Edward looked at his mother, frightened by the earnestness of her manner; but she smiled at him with a bright, reassuring look.

"I shall take you home to Dangerfield with me, my poor love," she said to Mary; "and I shall nurse you, and make you as plump as a partridge, my poor wasted pet. And I'll be a mother to you, my motherless child. Oh, to think that there should be any wretch vile enough to—But I won't agitate you, my dear. I'll take you away from this bleak horrid county by the first train to-morrow morning, and you shall sleep to-morrow night in the blue bedroom at Dangerfield, with the roses and myrtles waving against your window; and Edward shall go with us, and you shan't come back here till you are well and strong; and you'll try and love me, won't you, dear? And, oh, Edward, I've seen the boy! and he's a superb creature, the very image of what you were at a twelvemonth old; and he came to me, and smiled at me, almost as if he knew I was his grandmother; and he has got FIVE teeth, but I'm sorry to tell you he's cutting them crossways, the top first instead of the bottom, Hester says."

"And Belinda, mother dear?" Edward said presently, in a grave undertone.

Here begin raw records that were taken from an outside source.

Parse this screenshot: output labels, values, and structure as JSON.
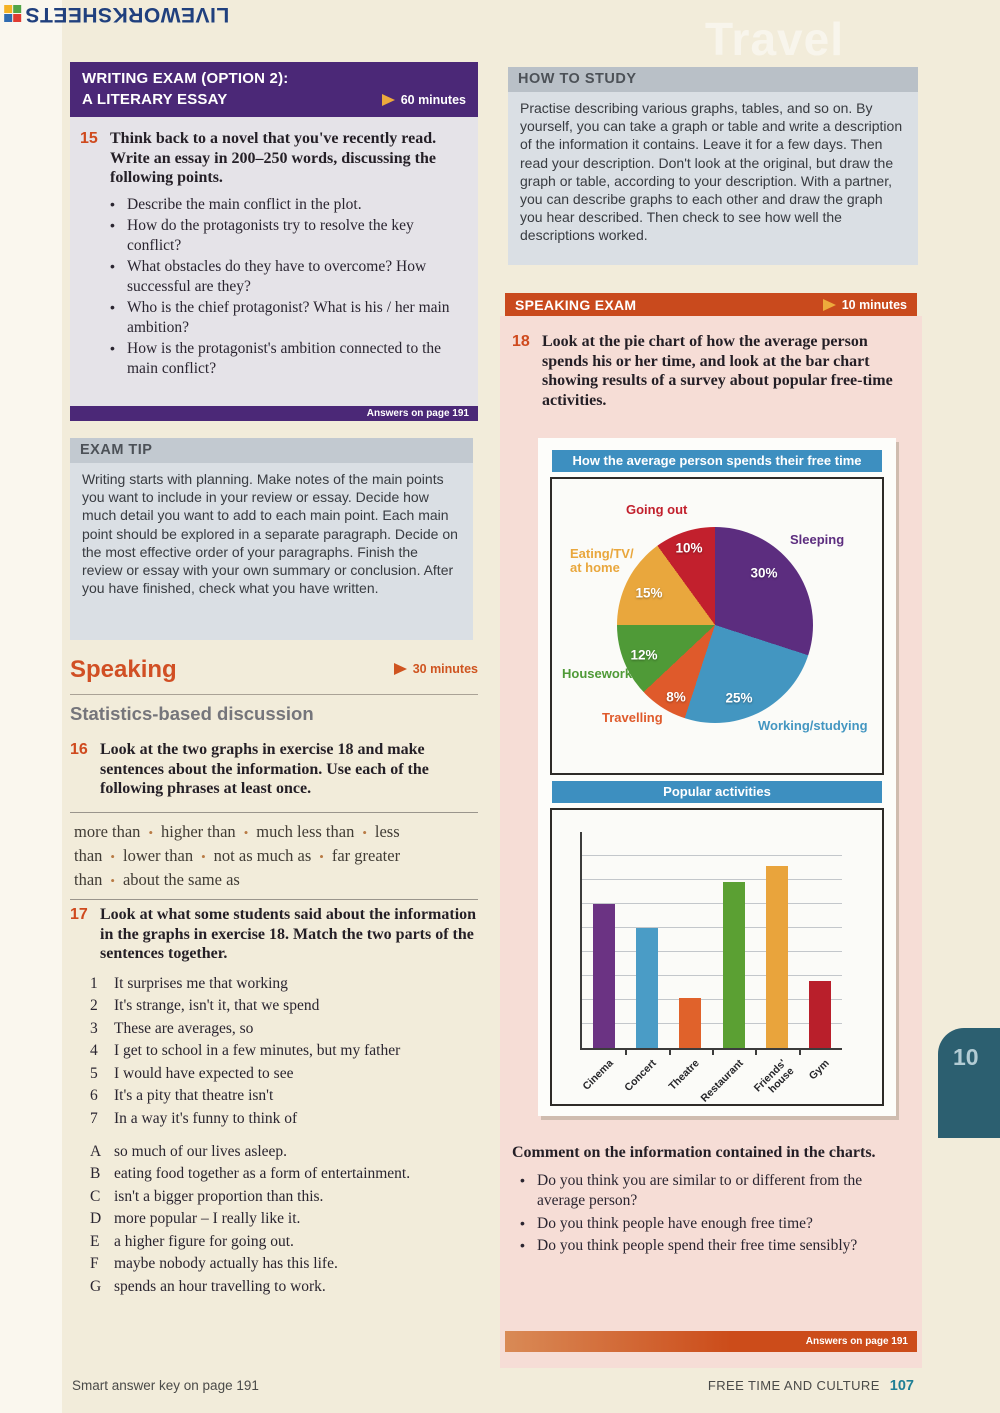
{
  "watermark": {
    "text": "LIVEWORKSHEETS"
  },
  "ghost_title": "Travel",
  "colors": {
    "header_purple": "#4b2877",
    "band_orange": "#c94a1d",
    "chart_teal": "#3d8fc0",
    "tab_teal": "#2c5f70",
    "pink_background": "#f6ddd6",
    "arrow_gold": "#edaa3c",
    "exercise_number_orange": "#cf4a1e"
  },
  "left": {
    "writing_exam": {
      "title_line1": "WRITING EXAM (OPTION 2):",
      "title_line2": "A LITERARY ESSAY",
      "duration": "60 minutes",
      "exercise": {
        "number": "15",
        "text": "Think back to a novel that you've recently read. Write an essay in 200–250 words, discussing the following points.",
        "bullets": [
          "Describe the main conflict in the plot.",
          "How do the protagonists try to resolve the key conflict?",
          "What obstacles do they have to overcome? How successful are they?",
          "Who is the chief protagonist? What is his / her main ambition?",
          "How is the protagonist's ambition connected to the main conflict?"
        ]
      },
      "answers_note": "Answers on page 191"
    },
    "exam_tip": {
      "title": "EXAM TIP",
      "body": "Writing starts with planning. Make notes of the main points you want to include in your review or essay. Decide how much detail you want to add to each main point. Each main point should be explored in a separate paragraph. Decide on the most effective order of your paragraphs. Finish the review or essay with your own summary or conclusion. After you have finished, check what you have written."
    },
    "speaking": {
      "title": "Speaking",
      "duration": "30 minutes",
      "subtitle": "Statistics-based discussion",
      "ex16": {
        "number": "16",
        "text": "Look at the two graphs in exercise 18 and make sentences about the information. Use each of the following phrases at least once.",
        "phrases": [
          "more than",
          "higher than",
          "much less than",
          "less than",
          "lower than",
          "not as much as",
          "far greater than",
          "about the same as"
        ]
      },
      "ex17": {
        "number": "17",
        "text": "Look at what some students said about the information in the graphs in exercise 18. Match the two parts of the sentences together.",
        "numbered": [
          {
            "k": "1",
            "t": "It surprises me that working"
          },
          {
            "k": "2",
            "t": "It's strange, isn't it, that we spend"
          },
          {
            "k": "3",
            "t": "These are averages, so"
          },
          {
            "k": "4",
            "t": "I get to school in a few minutes, but my father"
          },
          {
            "k": "5",
            "t": "I would have expected to see"
          },
          {
            "k": "6",
            "t": "It's a pity that theatre isn't"
          },
          {
            "k": "7",
            "t": "In a way it's funny to think of"
          }
        ],
        "lettered": [
          {
            "k": "A",
            "t": "so much of our lives asleep."
          },
          {
            "k": "B",
            "t": "eating food together as a form of entertainment."
          },
          {
            "k": "C",
            "t": "isn't a bigger proportion than this."
          },
          {
            "k": "D",
            "t": "more popular – I really like it."
          },
          {
            "k": "E",
            "t": "a higher figure for going out."
          },
          {
            "k": "F",
            "t": "maybe nobody actually has this life."
          },
          {
            "k": "G",
            "t": "spends an hour travelling to work."
          }
        ]
      }
    }
  },
  "right": {
    "how_to_study": {
      "title": "HOW TO STUDY",
      "body": "Practise describing various graphs, tables, and so on. By yourself, you can take a graph or table and write a description of the information it contains. Leave it for a few days. Then read your description. Don't look at the original, but draw the graph or table, according to your description. With a partner, you can describe graphs to each other and draw the graph you hear described. Then check to see how well the descriptions worked."
    },
    "speaking_exam": {
      "title": "SPEAKING EXAM",
      "duration": "10 minutes"
    },
    "ex18": {
      "number": "18",
      "text": "Look at the pie chart of how the average person spends his or her time, and look at the bar chart showing results of a survey about popular free-time activities."
    },
    "comment": {
      "text": "Comment on the information contained in the charts.",
      "bullets": [
        "Do you think you are similar to or different from the average person?",
        "Do you think people have enough free time?",
        "Do you think people spend their free time sensibly?"
      ]
    },
    "answers_note": "Answers on page 191"
  },
  "footer": {
    "left": "Smart answer key on page 191",
    "section": "FREE TIME AND CULTURE",
    "page_number": "107",
    "unit_tab": "10"
  },
  "chart_data": [
    {
      "type": "pie",
      "title": "How the average person spends their free time",
      "start_angle_deg": 0,
      "direction": "clockwise",
      "slices": [
        {
          "label": "Sleeping",
          "value": 30,
          "pct": "30%",
          "color": "#5c2d7f"
        },
        {
          "label": "Working/studying",
          "value": 25,
          "pct": "25%",
          "color": "#4396c1"
        },
        {
          "label": "Travelling",
          "value": 8,
          "pct": "8%",
          "color": "#df5a2b"
        },
        {
          "label": "Housework",
          "value": 12,
          "pct": "12%",
          "color": "#4f9a37"
        },
        {
          "label": "Eating/TV/\nat home",
          "value": 15,
          "pct": "15%",
          "color": "#e9a73d"
        },
        {
          "label": "Going out",
          "value": 10,
          "pct": "10%",
          "color": "#c2202d"
        }
      ]
    },
    {
      "type": "bar",
      "title": "Popular activities",
      "categories": [
        "Cinema",
        "Concert",
        "Theatre",
        "Restaurant",
        "Friends'\nhouse",
        "Gym"
      ],
      "values": [
        6,
        5,
        2.1,
        6.9,
        7.6,
        2.8
      ],
      "colors": [
        "#6b3383",
        "#4a9cc6",
        "#e0622b",
        "#5ba033",
        "#e9a43c",
        "#b91f2b"
      ],
      "ylim": [
        0,
        9
      ],
      "gridlines": 9,
      "y_tick_labels": "none shown",
      "xlabel": "",
      "ylabel": ""
    }
  ]
}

"Belinda is an angel," Mrs. Arundel answered, quite as gravely. "She has been in her own room all day, and no one has seen her but her mother; but she came down to the hall as I was leaving the house this evening, and said to me, 'Dear Mrs. Arundel, tell him that he must not think I am so selfish as to be sorry for what has happened. Tell him that I am very glad to think his young wife has been saved.' She put her hand up to my lips to stop my speaking, and then went back again to her room; and if that isn't acting like an angel, I don't know what is."

CHAPTER XIII.

"ALL WITHIN IS DARK AS NIGHT."

Paul Marchmont did not leave Stony-Stringford Farmhouse till dusk upon that bright summer's day; and the friendly twilight is slow to come in the early days of July, however a man may loathe the sunshine. Paul Marchmont stopped at the deserted farmhouse, wandering in and out of the empty rooms, strolling listlessly about the neglected garden, or coming to a dead stop sometimes, and standing stock-still for ten minutes at a time, staring at the wall before him, and counting the slimy traces of the snails upon the branches of a plum-tree, or the flies in a spider's web. Paul Marchmont was afraid to leave that lonely farmhouse. He was afraid as yet. He scarcely knew what he feared, for a kind of stupor had succeeded the violent emotions of the past few hours; and the time slipped by him, and his brain grew bewildered when he tried to realise his position.

It was very difficult for him to do this. The calamity that had come upon him was a calamity that he had never anticipated. He was a clever man, and he had put his trust in his own cleverness. He had never expected to be found out.

Until this hour everything had been in his favour. His dupes and victims had played into his hands. Mary's grief, which had rendered her a passive creature, utterly indifferent to her own fate,—her peculiar education, which had taught her everything except knowledge of the world in which she was to live,—had enabled Paul Marchmont to carry out a scheme so infamous and daring that it was beyond the suspicion of honest men, almost too base for the comprehension of ordinary villains.

He had never expected to be found out. All his plans had been deliberately and carefully prepared. Immediately after Edward's marriage and safe departure for the Continent, Paul had intended to convey Mary and the child, with the grim attendant whom he had engaged for them, far away, to one of the remotest villages in Wales.